Old-Fashioned Butter Churn

You’ve seen it as a youngster. A demonstration in which cream is turned into butter by whipping, perhaps by an electric mixer, perhaps using a hand mixer. How is it possible?

Cream is a suspension of fat globules spread throughout a water-based or aqueous solution—a solution that contains water-soluble substances. Preventing the tiny fat globules from joining together—coalescing—is a kind of membrane surrounding each one, called a milk fat globule membrane (MFGM).

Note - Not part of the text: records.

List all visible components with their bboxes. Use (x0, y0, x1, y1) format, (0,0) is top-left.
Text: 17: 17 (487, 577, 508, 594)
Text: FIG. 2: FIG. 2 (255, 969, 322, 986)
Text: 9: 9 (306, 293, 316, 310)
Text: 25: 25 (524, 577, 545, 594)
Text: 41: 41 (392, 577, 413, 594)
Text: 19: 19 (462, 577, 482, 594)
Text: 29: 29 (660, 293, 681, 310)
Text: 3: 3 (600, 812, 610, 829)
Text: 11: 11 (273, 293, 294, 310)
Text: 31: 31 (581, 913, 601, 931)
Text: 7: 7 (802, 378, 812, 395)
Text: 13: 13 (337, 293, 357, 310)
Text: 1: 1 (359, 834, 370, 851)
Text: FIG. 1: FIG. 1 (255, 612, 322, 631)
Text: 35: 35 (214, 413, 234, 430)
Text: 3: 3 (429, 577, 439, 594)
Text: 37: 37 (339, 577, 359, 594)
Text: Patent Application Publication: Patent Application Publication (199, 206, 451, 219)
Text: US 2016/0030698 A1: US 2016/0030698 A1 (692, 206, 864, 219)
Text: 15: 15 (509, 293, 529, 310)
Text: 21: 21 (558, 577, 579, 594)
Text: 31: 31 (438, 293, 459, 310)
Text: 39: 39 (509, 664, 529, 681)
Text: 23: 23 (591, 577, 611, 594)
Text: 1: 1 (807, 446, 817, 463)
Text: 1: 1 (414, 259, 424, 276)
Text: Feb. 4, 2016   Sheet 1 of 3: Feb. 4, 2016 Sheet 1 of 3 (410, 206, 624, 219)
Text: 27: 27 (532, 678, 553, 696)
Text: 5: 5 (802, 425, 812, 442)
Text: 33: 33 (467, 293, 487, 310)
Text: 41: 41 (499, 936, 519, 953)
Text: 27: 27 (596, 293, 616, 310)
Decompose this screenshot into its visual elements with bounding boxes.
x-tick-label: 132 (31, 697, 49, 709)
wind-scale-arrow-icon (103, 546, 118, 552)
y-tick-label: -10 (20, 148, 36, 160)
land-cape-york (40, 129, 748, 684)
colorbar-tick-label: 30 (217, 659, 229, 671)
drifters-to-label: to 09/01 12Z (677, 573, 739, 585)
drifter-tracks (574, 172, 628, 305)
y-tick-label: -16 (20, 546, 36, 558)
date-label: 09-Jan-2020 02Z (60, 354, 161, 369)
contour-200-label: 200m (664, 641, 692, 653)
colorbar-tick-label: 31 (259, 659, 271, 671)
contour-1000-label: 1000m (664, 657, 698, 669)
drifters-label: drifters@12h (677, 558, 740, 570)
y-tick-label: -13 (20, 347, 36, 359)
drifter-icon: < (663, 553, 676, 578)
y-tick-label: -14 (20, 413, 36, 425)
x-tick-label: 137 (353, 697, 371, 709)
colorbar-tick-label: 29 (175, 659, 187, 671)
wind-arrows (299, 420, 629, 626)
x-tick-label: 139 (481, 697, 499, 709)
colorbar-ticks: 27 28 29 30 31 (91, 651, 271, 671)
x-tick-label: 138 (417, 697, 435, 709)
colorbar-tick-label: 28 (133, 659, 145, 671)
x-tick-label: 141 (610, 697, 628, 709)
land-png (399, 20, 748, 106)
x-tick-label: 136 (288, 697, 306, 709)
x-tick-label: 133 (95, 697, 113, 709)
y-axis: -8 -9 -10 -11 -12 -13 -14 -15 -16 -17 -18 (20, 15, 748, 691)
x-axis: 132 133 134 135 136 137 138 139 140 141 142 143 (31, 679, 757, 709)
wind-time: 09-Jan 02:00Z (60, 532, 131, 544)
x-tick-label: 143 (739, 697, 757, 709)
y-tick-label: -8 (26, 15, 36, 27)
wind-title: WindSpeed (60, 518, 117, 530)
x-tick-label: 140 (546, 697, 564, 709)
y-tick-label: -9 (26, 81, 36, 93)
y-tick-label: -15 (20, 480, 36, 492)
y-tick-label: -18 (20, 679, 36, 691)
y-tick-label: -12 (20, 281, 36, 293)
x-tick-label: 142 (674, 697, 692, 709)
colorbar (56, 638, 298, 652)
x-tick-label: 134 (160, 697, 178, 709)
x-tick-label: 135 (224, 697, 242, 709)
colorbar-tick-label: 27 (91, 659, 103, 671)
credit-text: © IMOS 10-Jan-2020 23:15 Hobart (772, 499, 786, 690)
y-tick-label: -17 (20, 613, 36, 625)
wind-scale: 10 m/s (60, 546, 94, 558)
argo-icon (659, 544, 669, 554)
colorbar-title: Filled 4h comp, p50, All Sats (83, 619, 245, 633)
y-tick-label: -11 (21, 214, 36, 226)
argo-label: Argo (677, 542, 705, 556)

Butter? MFGM Composition and Structure

This membrane is composed of proteins, enzymes, and lipids.¹ Actually, there are two layers that develop around each fat core—a phospholipid layer (developed at the time of formation) encased within a plasma membrane layer (formed at the time of secretion).² The combination is often referred to simply as the bilayer. These membrane structures as well as the underlying core, are clearly delineated in images displayed by Ref. 2.

Disrupting the Membranes

Now by mechanical agitation, or through freezing, it is possible to disrupt these membranes, allowing the fat cores in each globule to be set free. Then, as they come into contact with each other, these globules coalesce. The fat is largely solid fat—cream turns to butter! The aqueous component that remains after the fat coalesces is buttermilk.